Der Blick geht Richtung Rüdesheim.
Strecke Simmern-Gemünden
Die Strecke von Simmern nach Gemünden, lange projektiert, 1913 begonnen und erst 1922
vollendet, sollte eigentlich den Hunsrück direkt mit der Nahestrecke bei Martinstein verbinden.
Aber, als nach neunjähriger Bauzeit das etwa 15 km lange Teilstück bis Gemünden fertig war, war der Kraftfahrzeugverkehr schon so eine gute Alternative, insbesondere in Gestalt der Post- und Bahnbusse, daß die Fortführung der Strecke durch das Kellenbachtal nicht mehr realisiert wurde.
Auch der Güterverkehr, hauptsächlich der Abtransport von Gestein und von Holz, war schon stark auf Lastkraftwagen umgestellt.
Als erste Strecke auf dem Hunsrück wurde Simmern-Gemünden daher bereits am 24.November 1963 stillgelegt, man wartete nicht einmal mehr das Ende der Fahrplanperiode ab.
In den folgenden beiden Jahren wurde die Strecke komplett abgebaut.
Fotoaufnahmen vom Betrieb der Strecke sind selten.
Das Bild zeigt den Eröffnungszug am 3.Juli 1922 aus Simmern kommend im Bf Holzfeld.

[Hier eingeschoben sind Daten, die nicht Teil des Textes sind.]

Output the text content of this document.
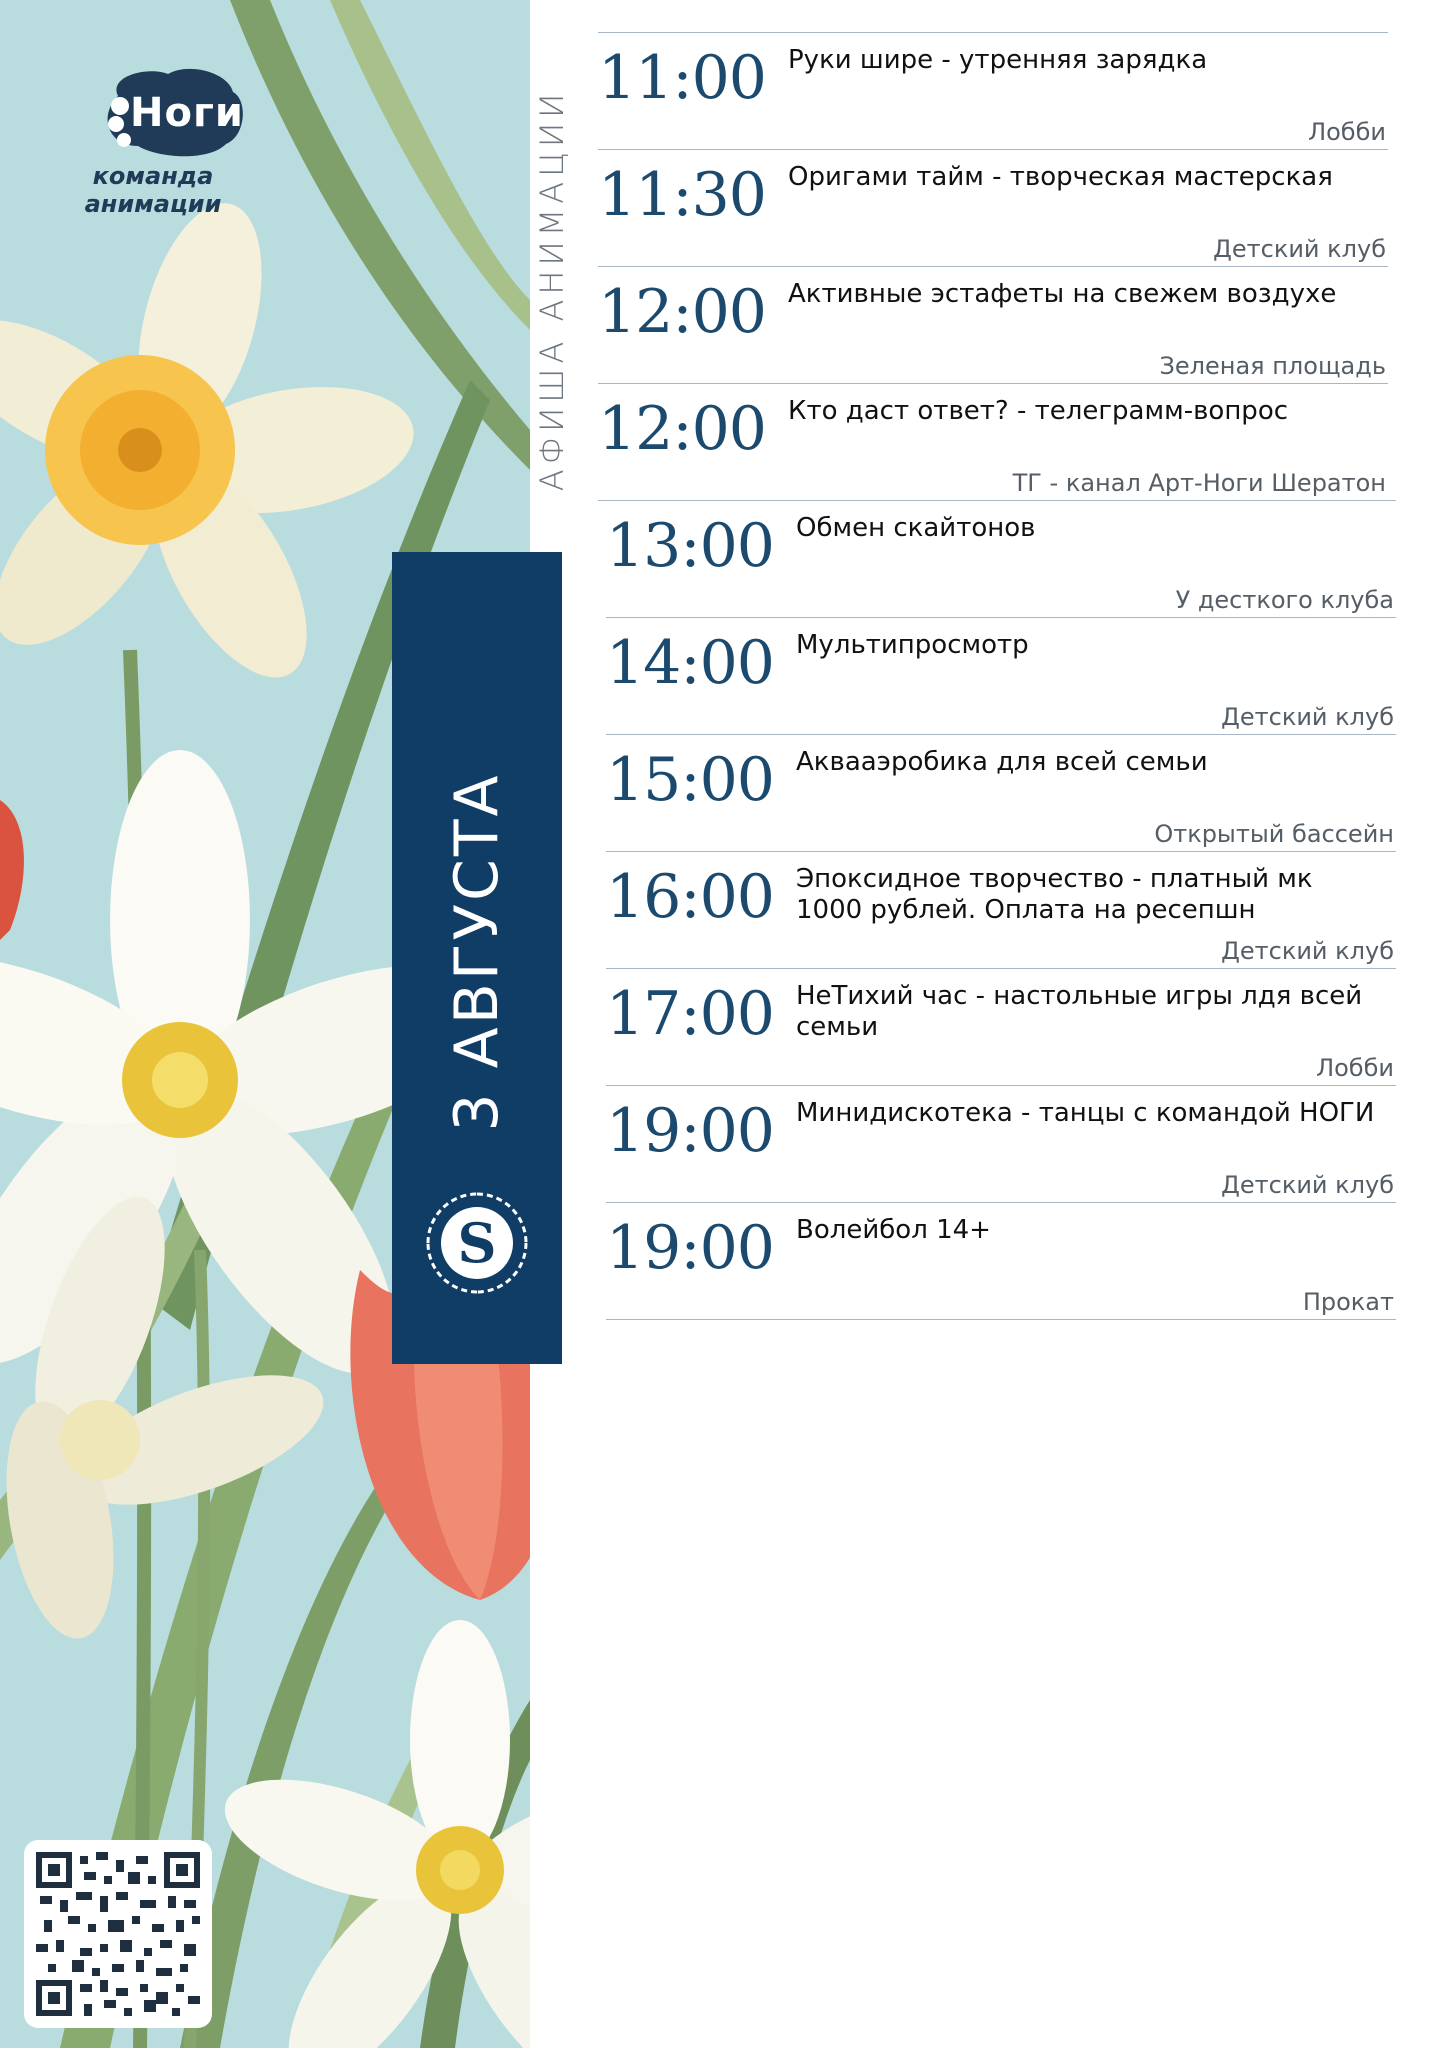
Ноги
команда анимации
3 АВГУСТА
S
АФИША АНИМАЦИИ
11:00 Руки шире - утренняя зарядка
Лобби
11:30 Оригами тайм - творческая мастерская
Детский клуб
12:00 Активные эстафеты на свежем воздухе
Зеленая площадь
12:00 Кто даст ответ? - телеграмм-вопрос
ТГ - канал Арт-Ноги Шератон
13:00 Обмен скайтонов
У десткого клуба
14:00 Мультипросмотр
Детский клуб
15:00 Аквааэробика для всей семьи
Открытый бассейн
16:00 Эпоксидное творчество - платный мк 1000 рублей. Оплата на ресепшн
Детский клуб
17:00 НеТихий час - настольные игры лдя всей семьи
Лобби
19:00 Минидискотека - танцы с командой НОГИ
Детский клуб
19:00 Волейбол 14+
Прокат
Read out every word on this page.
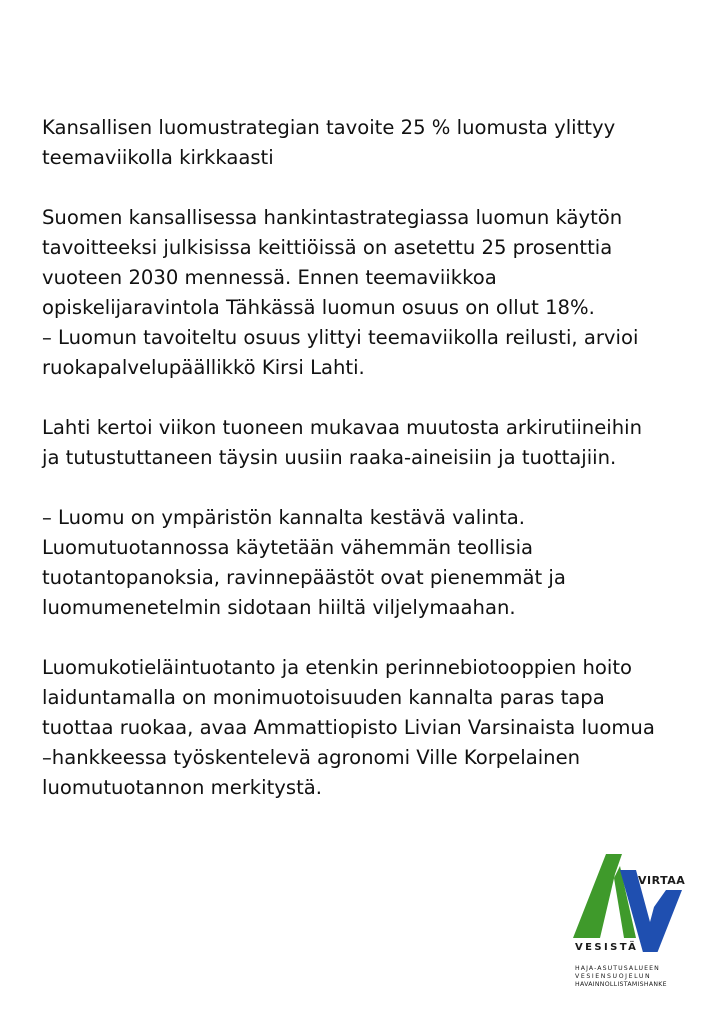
Kansallisen luomustrategian tavoite 25 % luomusta ylittyy
teemaviikolla kirkkaasti

Suomen kansallisessa hankintastrategiassa luomun käytön
tavoitteeksi julkisissa keittiöissä on asetettu 25 prosenttia
vuoteen 2030 mennessä. Ennen teemaviikkoa
opiskelijaravintola Tähkässä luomun osuus on ollut 18%.
– Luomun tavoiteltu osuus ylittyi teemaviikolla reilusti, arvioi
ruokapalvelupäällikkö Kirsi Lahti.

Lahti kertoi viikon tuoneen mukavaa muutosta arkirutiineihin
ja tutustuttaneen täysin uusiin raaka-aineisiin ja tuottajiin.

– Luomu on ympäristön kannalta kestävä valinta.
Luomutuotannossa käytetään vähemmän teollisia
tuotantopanoksia, ravinnepäästöt ovat pienemmät ja
luomumenetelmin sidotaan hiiltä viljelymaahan.

Luomukotieläintuotanto ja etenkin perinnebiotooppien hoito
laiduntamalla on monimuotoisuuden kannalta paras tapa
tuottaa ruokaa, avaa Ammattiopisto Livian Varsinaista luomua
–hankkeessa työskentelevä agronomi Ville Korpelainen
luomutuotannon merkitystä.

VIRTAA
VESISTÄ
HAJA-ASUTUSALUEEN
VESIENSUOJELUN
HAVAINNOLLISTAMISHANKE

Das Empfangsgebäude weicht stilistisch schon von den, zwischen 1888 und 1903 errichteten Gebäuden der Hunsrücker Bahnen ab und zeigt Elemente des Bauhaus-Stiles.
In jener Zeit litt das ganze heutige südwestliche Rheinland-Pfalz einerseits unter der französischen Besatzung, andererseits unter einer gewaltigen Inflation. So wurde der Naturaltausch wiederbelebt.
Da die Kaufkraft des Geldes permanent sank, fuhren Städter oder meine rheinhessischen Vorfahren gerne in den Hunsrück, um etwa Obst gegen Kartoffeln zu tauschen.
Solch eine Tausch-oder Hamsterfahrt dauerte dann den ganzen Tag, ein dreimaliges Umsteigen auf 90 Streckenkilometern inbegriffen. Bei aller Eisenbahnromantik: Unter diesen Umständen hätte die Strecke heute keine Chance, selbst wenn es sie noch gäbe.
Aber man kann ja, wie man andernorts sieht, mit kreativen Konzepten auch ländliche Strecken attraktiv machen.